The high dimensional information concerns expansive volume, mind-boggling, mounting informational indexes with various, self-governing sources. As the Data expanding radically every day, it is a noteworthy concern to oversee and compose the information productively. This developed the need for machine learning systems. With the Fast advancement of Networking, information stockpiling and the information gathering limit, Machine learning bunch calculations are presently quickly growing in all science and building spaces, for example, Pattern acknowledgment, information mining, bioinformatics, and proposal frameworks.
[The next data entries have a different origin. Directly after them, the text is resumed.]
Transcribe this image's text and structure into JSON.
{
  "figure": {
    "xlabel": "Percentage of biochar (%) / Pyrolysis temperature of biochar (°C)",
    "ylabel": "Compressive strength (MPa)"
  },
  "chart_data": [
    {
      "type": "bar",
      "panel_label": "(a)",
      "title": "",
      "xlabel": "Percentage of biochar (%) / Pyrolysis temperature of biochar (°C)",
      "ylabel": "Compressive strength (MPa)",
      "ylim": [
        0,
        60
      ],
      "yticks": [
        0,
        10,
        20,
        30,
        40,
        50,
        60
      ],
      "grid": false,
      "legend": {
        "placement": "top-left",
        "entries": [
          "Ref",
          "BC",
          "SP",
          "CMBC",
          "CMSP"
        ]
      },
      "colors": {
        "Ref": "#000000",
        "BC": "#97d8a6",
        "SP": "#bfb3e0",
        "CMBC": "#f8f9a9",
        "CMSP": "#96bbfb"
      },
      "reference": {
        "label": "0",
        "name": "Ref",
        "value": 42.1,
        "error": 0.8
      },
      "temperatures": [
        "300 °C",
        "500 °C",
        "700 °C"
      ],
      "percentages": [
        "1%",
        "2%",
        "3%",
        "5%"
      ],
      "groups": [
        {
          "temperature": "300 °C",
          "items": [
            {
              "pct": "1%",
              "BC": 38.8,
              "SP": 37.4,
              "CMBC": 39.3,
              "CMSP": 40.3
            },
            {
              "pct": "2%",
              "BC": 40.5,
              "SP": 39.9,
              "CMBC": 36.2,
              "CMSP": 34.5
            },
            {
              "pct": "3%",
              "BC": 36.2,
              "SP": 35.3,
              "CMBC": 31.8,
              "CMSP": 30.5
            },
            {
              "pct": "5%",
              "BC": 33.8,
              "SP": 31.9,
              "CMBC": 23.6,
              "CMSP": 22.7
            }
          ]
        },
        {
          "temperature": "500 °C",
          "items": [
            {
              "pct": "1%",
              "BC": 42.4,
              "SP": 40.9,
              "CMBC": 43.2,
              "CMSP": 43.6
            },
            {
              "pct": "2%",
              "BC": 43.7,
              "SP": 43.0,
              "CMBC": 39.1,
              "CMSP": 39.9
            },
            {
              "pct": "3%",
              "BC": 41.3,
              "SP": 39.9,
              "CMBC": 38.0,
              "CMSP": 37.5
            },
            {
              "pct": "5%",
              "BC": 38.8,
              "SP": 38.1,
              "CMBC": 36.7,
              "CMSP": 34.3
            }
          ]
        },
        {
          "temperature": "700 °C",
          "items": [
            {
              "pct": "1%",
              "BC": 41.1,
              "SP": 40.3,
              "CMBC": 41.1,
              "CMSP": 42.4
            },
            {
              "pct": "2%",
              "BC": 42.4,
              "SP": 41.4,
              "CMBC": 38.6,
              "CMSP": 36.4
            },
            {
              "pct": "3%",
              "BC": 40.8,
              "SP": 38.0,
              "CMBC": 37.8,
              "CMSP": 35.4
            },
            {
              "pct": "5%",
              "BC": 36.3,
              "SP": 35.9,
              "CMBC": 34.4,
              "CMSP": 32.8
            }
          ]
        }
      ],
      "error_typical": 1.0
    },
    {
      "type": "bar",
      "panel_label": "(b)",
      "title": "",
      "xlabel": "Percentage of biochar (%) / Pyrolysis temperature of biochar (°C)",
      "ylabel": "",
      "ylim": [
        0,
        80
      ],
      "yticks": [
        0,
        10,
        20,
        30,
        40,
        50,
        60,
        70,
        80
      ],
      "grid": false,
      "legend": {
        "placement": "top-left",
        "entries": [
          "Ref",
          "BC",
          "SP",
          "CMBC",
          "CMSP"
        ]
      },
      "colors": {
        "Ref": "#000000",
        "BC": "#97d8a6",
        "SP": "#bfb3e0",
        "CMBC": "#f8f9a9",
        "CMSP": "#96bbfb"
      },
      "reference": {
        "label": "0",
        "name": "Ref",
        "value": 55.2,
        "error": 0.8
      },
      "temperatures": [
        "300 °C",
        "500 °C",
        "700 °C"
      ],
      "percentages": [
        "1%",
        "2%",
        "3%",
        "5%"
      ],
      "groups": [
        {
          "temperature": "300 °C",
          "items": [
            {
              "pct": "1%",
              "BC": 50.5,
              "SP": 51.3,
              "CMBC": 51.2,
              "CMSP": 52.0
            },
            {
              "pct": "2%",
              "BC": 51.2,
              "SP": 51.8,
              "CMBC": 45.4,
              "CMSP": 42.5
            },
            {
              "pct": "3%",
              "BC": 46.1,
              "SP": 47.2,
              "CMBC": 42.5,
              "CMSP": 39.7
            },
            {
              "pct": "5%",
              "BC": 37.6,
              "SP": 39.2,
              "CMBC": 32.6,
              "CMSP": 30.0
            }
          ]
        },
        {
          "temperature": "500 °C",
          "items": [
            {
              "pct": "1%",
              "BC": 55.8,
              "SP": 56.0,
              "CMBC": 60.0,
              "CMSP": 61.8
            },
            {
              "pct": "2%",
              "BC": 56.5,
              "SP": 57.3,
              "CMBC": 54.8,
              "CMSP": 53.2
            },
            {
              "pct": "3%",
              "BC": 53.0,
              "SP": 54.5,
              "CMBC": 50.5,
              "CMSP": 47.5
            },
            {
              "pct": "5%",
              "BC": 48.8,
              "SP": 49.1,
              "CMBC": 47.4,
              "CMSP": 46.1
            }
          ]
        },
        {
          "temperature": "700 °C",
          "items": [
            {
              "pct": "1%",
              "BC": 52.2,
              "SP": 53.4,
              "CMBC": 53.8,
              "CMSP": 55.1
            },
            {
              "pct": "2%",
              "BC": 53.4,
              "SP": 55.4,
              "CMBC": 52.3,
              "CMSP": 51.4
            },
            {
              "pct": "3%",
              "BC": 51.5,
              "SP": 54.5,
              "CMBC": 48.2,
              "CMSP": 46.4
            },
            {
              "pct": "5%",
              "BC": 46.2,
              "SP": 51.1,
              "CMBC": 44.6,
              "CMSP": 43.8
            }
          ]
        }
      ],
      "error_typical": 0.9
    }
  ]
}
In order to help the adaptable machine learning system with Map Reduce and Hadoop bolster, we are utilizing YARN Yet Another Resource Negotiator to deal with the High Voluminous information. Different Cluster issues, for example, Cluster propensity, partition, Cluster legitimacy, and Cluster recital canister be effectively overwhelmed by YARN bunching calculations. Mahout oversees information in four stages i.e., bringing information, content mining, bunching, arrangement, and community-oriented separating. In the proposed approach, different information writes, for example, Numbers, Raw Data and 3D-Images however, datasets are arranged in the few classifications i.e., Collaborative Filtering, Clustering, Classification or Frequent Itemset Mining.